To investigate the correlation between the replication of hepatitis C virus in liver and the clinical and histopathological features, we detected and quantified plus and minus strands of HCV-RNA in plasma and in livers of patients with chronic hepatitis C by a quantitative polymerase chain reaction. RNA was extracted from the plasma and liver tissue of ten patients with biopsy-proven chronic hepatitis C. The plus and minus strands of HCV-RNA were detected by a strand-specific reverse transcription with either sense or anti-sense oligonucleotide primers deduced from the hepatitis C virus genome, and a standard HCV-RNA with an enzyme restriction site was used to quantify the amount of HCV-RNA. Both plus and minus strands of HCV-RNA were detected from the liver tissue of all patients included. The amount of plus-stranded HCV-RNA in the liver was 10 times higher than that of minus-stranded HCV-RNA. Plus-stranded HCV-RNA was detected in the plasma in all patients, while the minus strand was not detected in any patient. There was a weak correlation between the amount of both strands of HCV-RNA in the liver and that of the plus strand in plasma.
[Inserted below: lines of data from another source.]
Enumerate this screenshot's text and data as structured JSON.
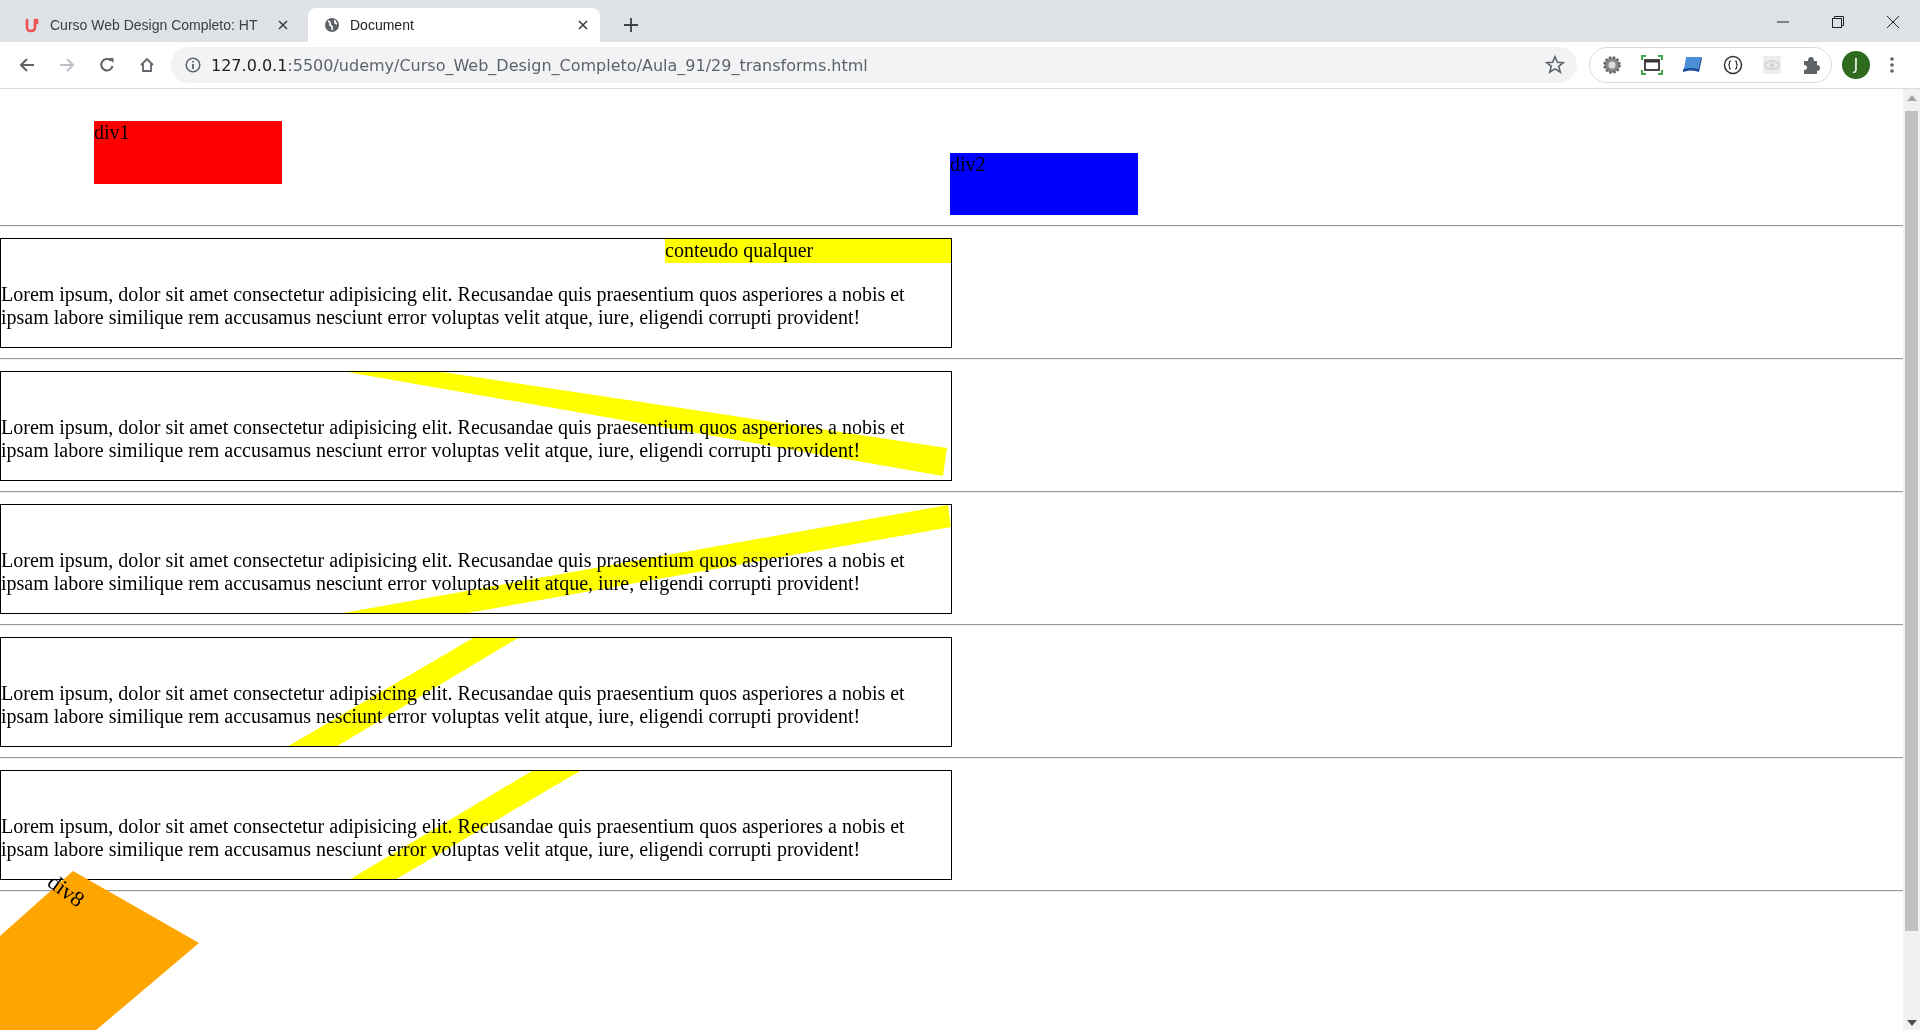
{
  "browser": {
    "tabs": [
      {
        "title": "Curso Web Design Completo: HT",
        "selected": false
      },
      {
        "title": "Document",
        "selected": true
      }
    ],
    "address": {
      "host": "127.0.0.1",
      "path": ":5500/udemy/Curso_Web_Design_Completo/Aula_91/29_transforms.html"
    },
    "profile": {
      "initial": "J"
    }
  },
  "page": {
    "blocks": [
      {
        "label": "div1",
        "color": "#ff0000"
      },
      {
        "label": "div2",
        "color": "#0000ff"
      }
    ],
    "boxes": [
      {
        "kind": "label",
        "label": "conteudo qualquer",
        "text": "Lorem ipsum, dolor sit amet consectetur adipisicing elit. Recusandae quis praesentium quos asperiores a nobis et ipsam labore similique rem accusamus nesciunt error voluptas velit atque, iure, eligendi corrupti provident!"
      },
      {
        "kind": "band-down",
        "text": "Lorem ipsum, dolor sit amet consectetur adipisicing elit. Recusandae quis praesentium quos asperiores a nobis et ipsam labore similique rem accusamus nesciunt error voluptas velit atque, iure, eligendi corrupti provident!"
      },
      {
        "kind": "band-up",
        "text": "Lorem ipsum, dolor sit amet consectetur adipisicing elit. Recusandae quis praesentium quos asperiores a nobis et ipsam labore similique rem accusamus nesciunt error voluptas velit atque, iure, eligendi corrupti provident!"
      },
      {
        "kind": "band-steep",
        "text": "Lorem ipsum, dolor sit amet consectetur adipisicing elit. Recusandae quis praesentium quos asperiores a nobis et ipsam labore similique rem accusamus nesciunt error voluptas velit atque, iure, eligendi corrupti provident!"
      },
      {
        "kind": "band-steep-right",
        "text": "Lorem ipsum, dolor sit amet consectetur adipisicing elit. Recusandae quis praesentium quos asperiores a nobis et ipsam labore similique rem accusamus nesciunt error voluptas velit atque, iure, eligendi corrupti provident!"
      }
    ],
    "shape": {
      "label": "div8"
    }
  }
}
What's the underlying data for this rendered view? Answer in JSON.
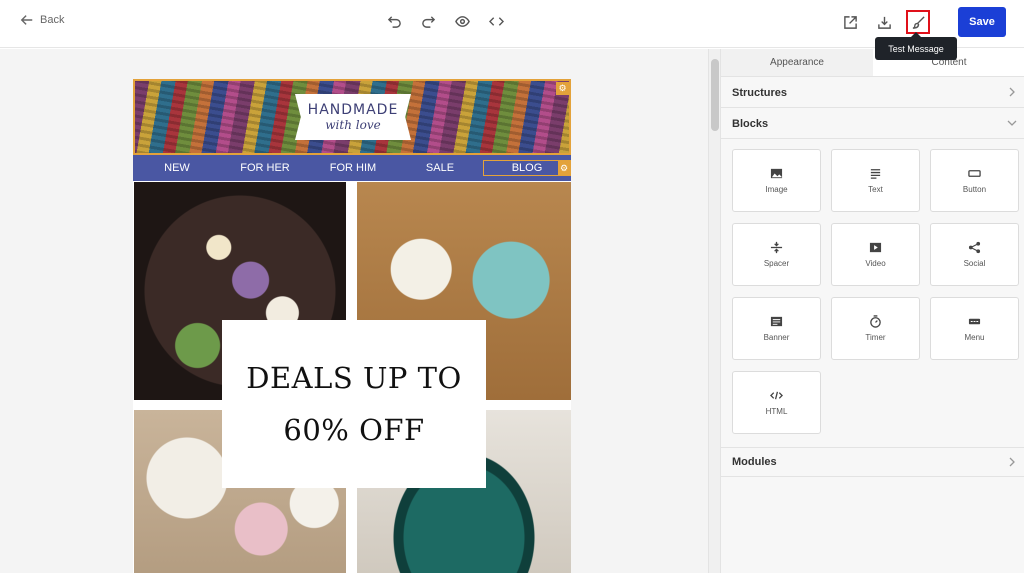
{
  "topbar": {
    "back_label": "Back",
    "save_label": "Save",
    "tooltip": "Test Message"
  },
  "email": {
    "logo_line1": "HANDMADE",
    "logo_line2": "with love",
    "nav": [
      "NEW",
      "FOR HER",
      "FOR HIM",
      "SALE",
      "BLOG"
    ],
    "deal_line1": "DEALS UP TO",
    "deal_line2": "60% OFF"
  },
  "panel": {
    "tabs": [
      "Appearance",
      "Content"
    ],
    "sections": {
      "structures": "Structures",
      "blocks": "Blocks",
      "modules": "Modules"
    },
    "blocks": [
      {
        "label": "Image",
        "icon": "image-icon"
      },
      {
        "label": "Text",
        "icon": "text-icon"
      },
      {
        "label": "Button",
        "icon": "button-icon"
      },
      {
        "label": "Spacer",
        "icon": "spacer-icon"
      },
      {
        "label": "Video",
        "icon": "video-icon"
      },
      {
        "label": "Social",
        "icon": "share-icon"
      },
      {
        "label": "Banner",
        "icon": "banner-icon"
      },
      {
        "label": "Timer",
        "icon": "timer-icon"
      },
      {
        "label": "Menu",
        "icon": "menu-icon"
      },
      {
        "label": "HTML",
        "icon": "code-icon"
      }
    ]
  },
  "colors": {
    "accent": "#1b3fd6",
    "nav_bg": "#4a57a3",
    "highlight": "#e0101a",
    "edit_tag": "#e3a23a"
  }
}
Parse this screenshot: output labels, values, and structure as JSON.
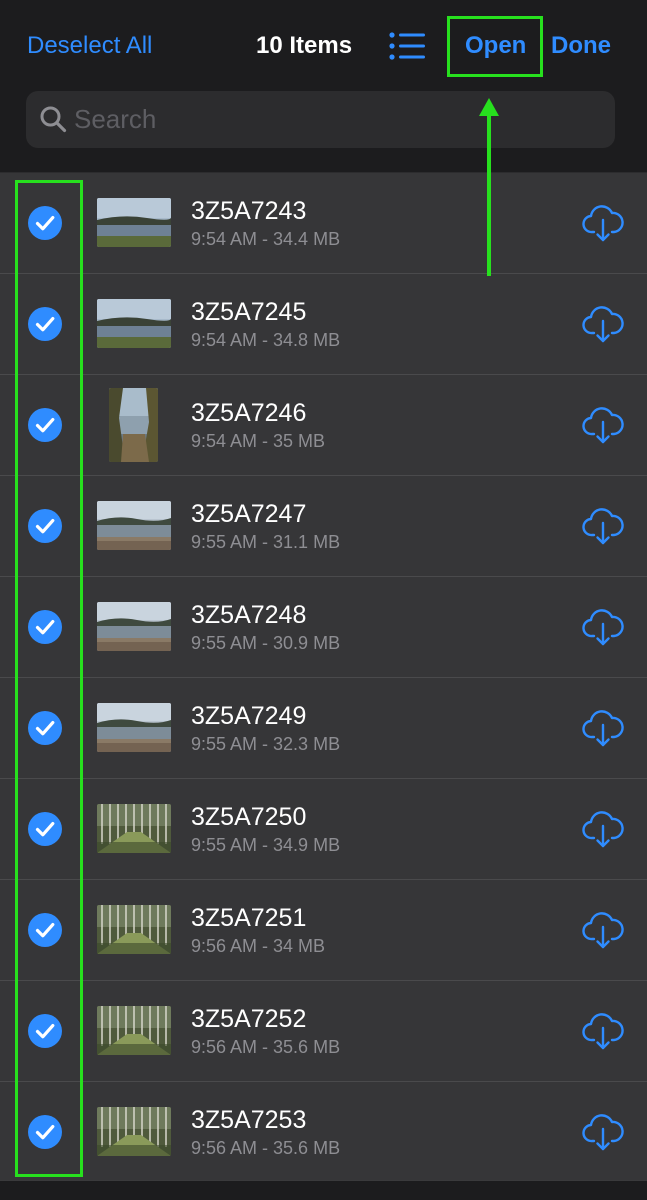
{
  "toolbar": {
    "deselect_label": "Deselect All",
    "title": "10 Items",
    "list_icon": "list-view-icon",
    "open_label": "Open",
    "done_label": "Done"
  },
  "search": {
    "placeholder": "Search",
    "value": "",
    "icon": "search-icon"
  },
  "colors": {
    "accent": "#2f8cff",
    "highlight": "#27e01e",
    "row_background": "#363638",
    "background": "#1c1c1e"
  },
  "files": [
    {
      "name": "3Z5A7243",
      "meta": "9:54 AM - 34.4 MB",
      "selected": true,
      "thumb": "lake-landscape",
      "action_icon": "cloud-download-icon"
    },
    {
      "name": "3Z5A7245",
      "meta": "9:54 AM - 34.8 MB",
      "selected": true,
      "thumb": "lake-landscape",
      "action_icon": "cloud-download-icon"
    },
    {
      "name": "3Z5A7246",
      "meta": "9:54 AM - 35 MB",
      "selected": true,
      "thumb": "lake-portrait",
      "action_icon": "cloud-download-icon"
    },
    {
      "name": "3Z5A7247",
      "meta": "9:55 AM - 31.1 MB",
      "selected": true,
      "thumb": "lake-shore",
      "action_icon": "cloud-download-icon"
    },
    {
      "name": "3Z5A7248",
      "meta": "9:55 AM - 30.9 MB",
      "selected": true,
      "thumb": "lake-shore",
      "action_icon": "cloud-download-icon"
    },
    {
      "name": "3Z5A7249",
      "meta": "9:55 AM - 32.3 MB",
      "selected": true,
      "thumb": "lake-shore",
      "action_icon": "cloud-download-icon"
    },
    {
      "name": "3Z5A7250",
      "meta": "9:55 AM - 34.9 MB",
      "selected": true,
      "thumb": "forest",
      "action_icon": "cloud-download-icon"
    },
    {
      "name": "3Z5A7251",
      "meta": "9:56 AM - 34 MB",
      "selected": true,
      "thumb": "forest",
      "action_icon": "cloud-download-icon"
    },
    {
      "name": "3Z5A7252",
      "meta": "9:56 AM - 35.6 MB",
      "selected": true,
      "thumb": "forest",
      "action_icon": "cloud-download-icon"
    },
    {
      "name": "3Z5A7253",
      "meta": "9:56 AM - 35.6 MB",
      "selected": true,
      "thumb": "forest",
      "action_icon": "cloud-download-icon"
    }
  ]
}
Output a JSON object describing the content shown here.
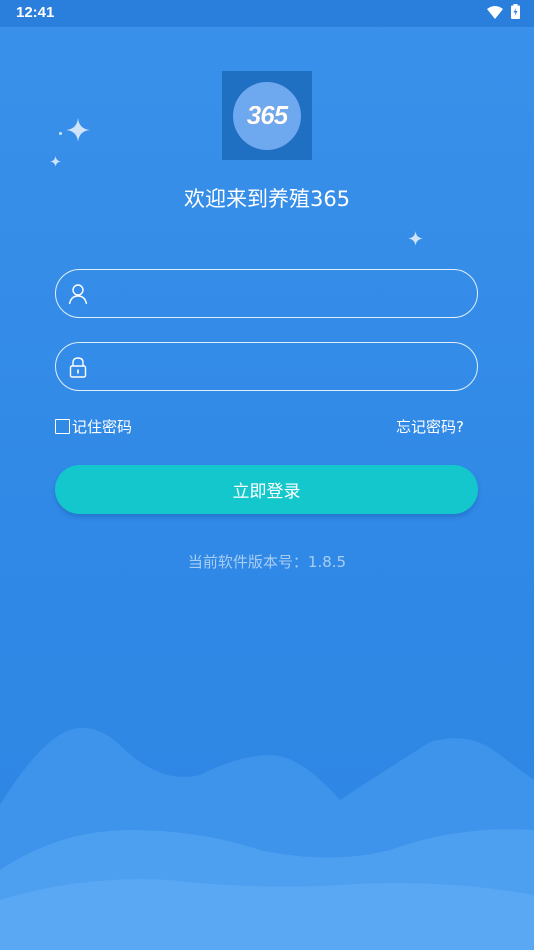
{
  "status_bar": {
    "time": "12:41",
    "icons": [
      "wifi-icon",
      "battery-icon"
    ]
  },
  "logo": {
    "text": "365",
    "icon": "app-logo-icon"
  },
  "welcome_text": "欢迎来到养殖365",
  "form": {
    "username": {
      "value": "",
      "placeholder": "",
      "icon": "user-icon"
    },
    "password": {
      "value": "",
      "placeholder": "",
      "icon": "lock-icon"
    },
    "remember_label": "记住密码",
    "remember_checked": false,
    "forgot_label": "忘记密码?",
    "login_label": "立即登录"
  },
  "version_text": "当前软件版本号：1.8.5",
  "colors": {
    "background": "#3089e6",
    "status_bar": "#2a7fdc",
    "login_button": "#14c7cc",
    "version_text": "#a7cdf3"
  }
}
There was no significant correlation between the amount of liver HCV-RNA and serum alanine transaminase and aspartate transaminase levels, or histopathological findings in the liver. The present method of detecting and quantifying liver HCV-RNA is simple and sensitive; it may be used to detect residual hepatitis C virus replication after the disappearance of plasma HCV-RNA in acute hepatitis or in chronic hepatitis after interferon treatment.